To maximize your cross-continental collaborations using this application, you need to first agree on ground rules. You need to be clear as to what you will share and what you won’t share. By spelling these out clearly, you make it easier for both people using the software. There’s no guesswork involved. You’re not taking shots in the dark. You’re not rolling the dice by taking guesses.
Instead, the collaboration becomes really smooth because everybody knows their part. For example, if you are going to be walking the remote person through a specific process, when your conversation gets to that process or your discussion about the software reaches that stage, you take over and that person is not surprised. The reverse is also true.
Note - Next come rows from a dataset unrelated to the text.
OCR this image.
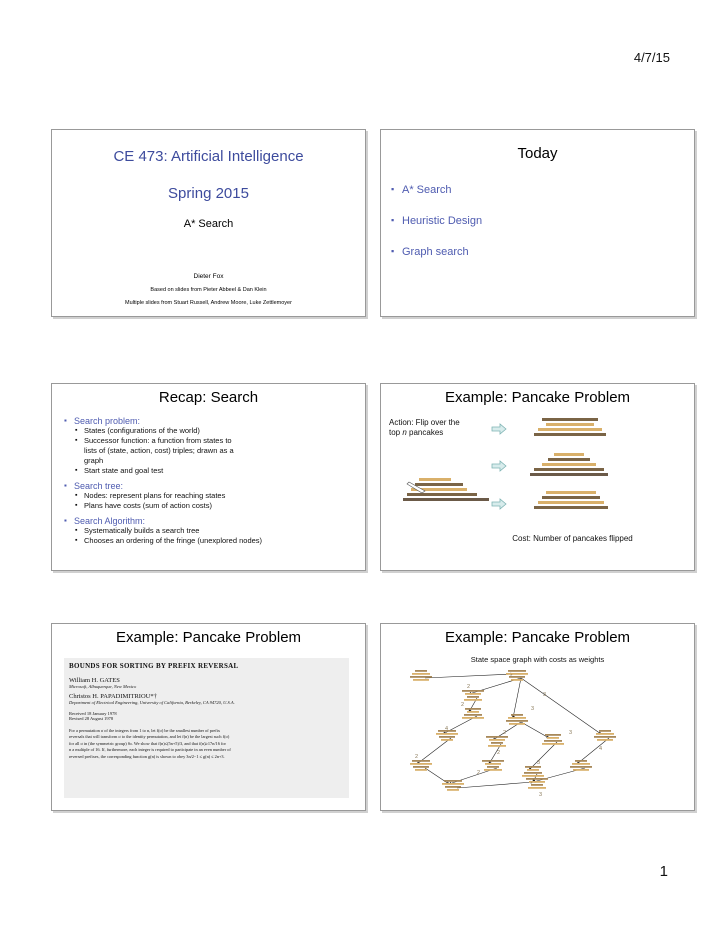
4/7/15
CE 473: Artificial Intelligence
Spring 2015
A* Search
Dieter Fox
Based on slides from Pieter Abbeel & Dan Klein
Multiple slides from Stuart Russell, Andrew Moore, Luke Zettlemoyer
Today
▪ A* Search
▪ Heuristic Design
▪ Graph search
Recap: Search
▪ Search problem:
▪ States (configurations of the world)
▪ Successor function: a function from states to lists of (state, action, cost) triples; drawn as a graph
▪ Start state and goal test
▪ Search tree:
▪ Nodes: represent plans for reaching states
▪ Plans have costs (sum of action costs)
▪ Search Algorithm:
▪ Systematically builds a search tree
▪ Chooses an ordering of the fringe (unexplored nodes)
Example: Pancake Problem
Action: Flip over the
top n pancakes
Cost: Number of pancakes flipped
Example: Pancake Problem
BOUNDS FOR SORTING BY PREFIX REVERSAL
William H. GATES
Microsoft, Albuquerque, New Mexico
Christos H. PAPADIMITRIOU*†
Department of Electrical Engineering, University of California, Berkeley, CA 94720, U.S.A.
Received 18 January 1978
Revised 28 August 1978
For a permutation σ of the integers from 1 to n, let f(σ) be the smallest number of prefix
reversals that will transform σ to the identity permutation, and let f(n) be the largest such f(σ)
for all σ in (the symmetric group) Sₙ. We show that f(n)≤(5n+5)/3, and that f(n)≥17n/16 for
n a multiple of 16. If, furthermore, each integer is required to participate in an even number of
reversed prefixes, the corresponding function g(n) is shown to obey 3n/2−1 ≤ g(n) ≤ 2n+3.
Example: Pancake Problem
State space graph with costs as weights
2
3
2
3
4
2	3
2
2
2
3
4
3
1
You also maximize your collaboration when you agree with each other as to the narrow range of issues you will talk about on VNC. In other words, if the person is experiencing one particular type of error, your VNC session will just focus on that error. This saves a lot of time. It also maximizes the efficiency of your VNC split-screening exchange.
You have to understand that if you are working with any kind of software involving any level of complexity, it’s too easy to get lost in the many different features. It’s too easy to take a detour. What would have taken 15 minutes could easily stretch to an hour. This is not a problem if your time is worth nothing but if you’re dealing with a consultant that charges several hundred dollars per hour, this is a big deal. This can mean the difference between profit and loss.
So, do yourself a big favor and follow these tips to maximize the value of your cross-continental collaborations using this amazing tool, VNC.